Der wichtigere Teil: wie, nicht wann

Ob im September oder im November begonnen wird, entscheidet weniger als die Frage, wie geübt wird. Zwei Stunden am Samstag fühlen sich nach Vorbereitung an und sind die schwächste Form, die es gibt: was man einmal lange übt, ist nach zwei Wochen weitgehend weg.

Was bleibt, ist das, was mehrfach kurz wiederkommt — mit Abstand dazwischen. Fünfzehn Minuten an fünf Tagen schlagen zwei Stunden am Samstag, bei weniger Aufwand für alle Beteiligten.

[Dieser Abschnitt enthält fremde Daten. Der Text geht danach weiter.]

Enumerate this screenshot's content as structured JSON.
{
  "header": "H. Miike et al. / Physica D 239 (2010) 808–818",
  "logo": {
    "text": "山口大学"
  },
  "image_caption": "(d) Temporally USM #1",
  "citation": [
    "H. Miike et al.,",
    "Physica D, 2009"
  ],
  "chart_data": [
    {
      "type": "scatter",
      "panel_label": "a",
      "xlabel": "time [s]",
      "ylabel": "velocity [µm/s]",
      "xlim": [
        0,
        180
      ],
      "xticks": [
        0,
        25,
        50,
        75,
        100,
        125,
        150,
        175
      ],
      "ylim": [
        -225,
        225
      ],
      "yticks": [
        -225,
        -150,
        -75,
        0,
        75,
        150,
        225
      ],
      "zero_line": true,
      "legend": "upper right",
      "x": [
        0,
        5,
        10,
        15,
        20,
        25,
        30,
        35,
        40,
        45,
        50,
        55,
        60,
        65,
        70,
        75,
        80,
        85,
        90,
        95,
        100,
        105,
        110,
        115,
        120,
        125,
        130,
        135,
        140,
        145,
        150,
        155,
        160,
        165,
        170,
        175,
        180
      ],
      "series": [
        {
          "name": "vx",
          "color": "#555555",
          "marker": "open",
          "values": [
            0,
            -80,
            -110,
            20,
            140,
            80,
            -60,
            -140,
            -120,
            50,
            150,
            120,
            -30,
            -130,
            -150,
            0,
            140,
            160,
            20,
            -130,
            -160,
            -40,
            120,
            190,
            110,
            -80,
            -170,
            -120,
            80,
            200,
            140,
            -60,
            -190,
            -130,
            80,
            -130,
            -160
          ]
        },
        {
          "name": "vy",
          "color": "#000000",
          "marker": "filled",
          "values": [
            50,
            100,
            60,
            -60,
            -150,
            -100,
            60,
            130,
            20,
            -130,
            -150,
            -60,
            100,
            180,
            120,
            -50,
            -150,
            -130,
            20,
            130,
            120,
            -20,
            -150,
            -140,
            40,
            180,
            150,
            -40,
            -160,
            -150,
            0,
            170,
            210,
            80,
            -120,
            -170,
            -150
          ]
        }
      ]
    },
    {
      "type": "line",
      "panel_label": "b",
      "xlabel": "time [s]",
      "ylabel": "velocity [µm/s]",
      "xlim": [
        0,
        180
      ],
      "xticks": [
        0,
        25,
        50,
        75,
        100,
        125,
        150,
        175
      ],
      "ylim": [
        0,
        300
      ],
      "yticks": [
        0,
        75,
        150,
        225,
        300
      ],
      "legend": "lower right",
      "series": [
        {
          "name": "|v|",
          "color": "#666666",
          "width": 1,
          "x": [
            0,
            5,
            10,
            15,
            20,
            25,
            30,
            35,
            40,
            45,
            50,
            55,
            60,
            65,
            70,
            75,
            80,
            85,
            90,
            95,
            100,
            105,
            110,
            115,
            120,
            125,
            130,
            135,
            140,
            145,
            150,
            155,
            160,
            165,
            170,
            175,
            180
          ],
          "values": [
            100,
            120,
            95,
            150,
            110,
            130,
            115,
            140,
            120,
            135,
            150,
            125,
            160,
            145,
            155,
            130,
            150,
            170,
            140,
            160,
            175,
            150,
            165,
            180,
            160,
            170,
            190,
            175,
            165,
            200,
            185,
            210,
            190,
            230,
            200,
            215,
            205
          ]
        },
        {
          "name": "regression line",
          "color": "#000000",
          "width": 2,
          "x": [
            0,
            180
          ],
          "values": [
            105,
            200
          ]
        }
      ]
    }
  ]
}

Der unbequemere Teil davon: geübt werden muss, was nicht sitzt. Kinder üben von selbst am liebsten das, was sie schon können, weil es sich gut anfühlt. Wer nicht mitschaut, merkt das erst an der Prüfung.

Was der Herbst wirklich entscheidet

Im Herbst fällt weniger die Übungsfrage als die Grundsatzfrage: tritt das Kind überhaupt an? Das ist eine Entscheidung, die Eltern und Kind gemeinsam treffen sollten, und sie fällt leichter mit einer nüchternen Einschätzung als mit einem Gefühl.

  1. Wo steht das Kind heute — in Mathematik und in Deutsch, getrennt betrachtet?
  2. Zählt die Vorleistungsnote mit? Das verschiebt die Bestehensgrenze und damit die ganze Rechnung.
  3. Wie viel Zeit ist realistisch da — an einem normalen Dienstag, nicht an einem idealen Sonntag?

Erst wenn diese drei beantwortet sind, lohnt es sich, über Kurse, Nachhilfe oder Plattformen zu reden. Vorher optimiert man einen Plan, dessen Ziel man nicht kennt.

Ein realistischer Fahrplan

ZeitraumWorum es geht
August – SeptemberStandort bestimmen, Entscheidung treffen, Rhythmus etablieren. Noch kein Prüfungsdruck.
Oktober – DezemberDer eigentliche Aufbau. Täglich kurz, breit über alle Themen, Lücken schliessen.
JanuarAnmeldung (Fenster: 1. Januar bis 10. Februar 2027). Erste Prüfungssimulationen unter Zeitdruck.
FebruarGezielt an den schwächsten Themen. Prüfungssituation üben, nicht mehr neuen Stoff.
Woche davorWiederholen, was sitzt. Nichts Neues mehr anfangen — das verunsichert nur.

Der Fahrplan ist bewusst nicht ehrgeizig. Eine Vorbereitung, die nach sechs Wochen abbricht, weil sie zu viel verlangt hat, ist schlechter als eine bescheidene, die durchhält.

Häufige Fragen

Wie lange dauert die Vorbereitung auf die ZAP?

Rund ein halbes Jahr regelmässiges Üben ist die übliche Grössenordnung — etwa von September bis zur Prüfung im März. Es gibt dazu keine Vorgabe des Kantons Zürich.

Ist es zu spät, im Januar anzufangen?

Nein, aber es wird eng. Sechs Wochen reichen, um Prüfungssituationen zu üben und die grössten Lücken zu schliessen; für den Aufbau des gesamten Stoffs sind sie zu kurz.

Wie viel soll ein Kind pro Woche üben?

Regelmässigkeit schlägt Dauer: fünfzehn bis zwanzig Minuten an fünf Tagen bringen mehr als zwei Stunden am Stück, weil Wiederholung mit Abstand das ist, was hängen bleibt.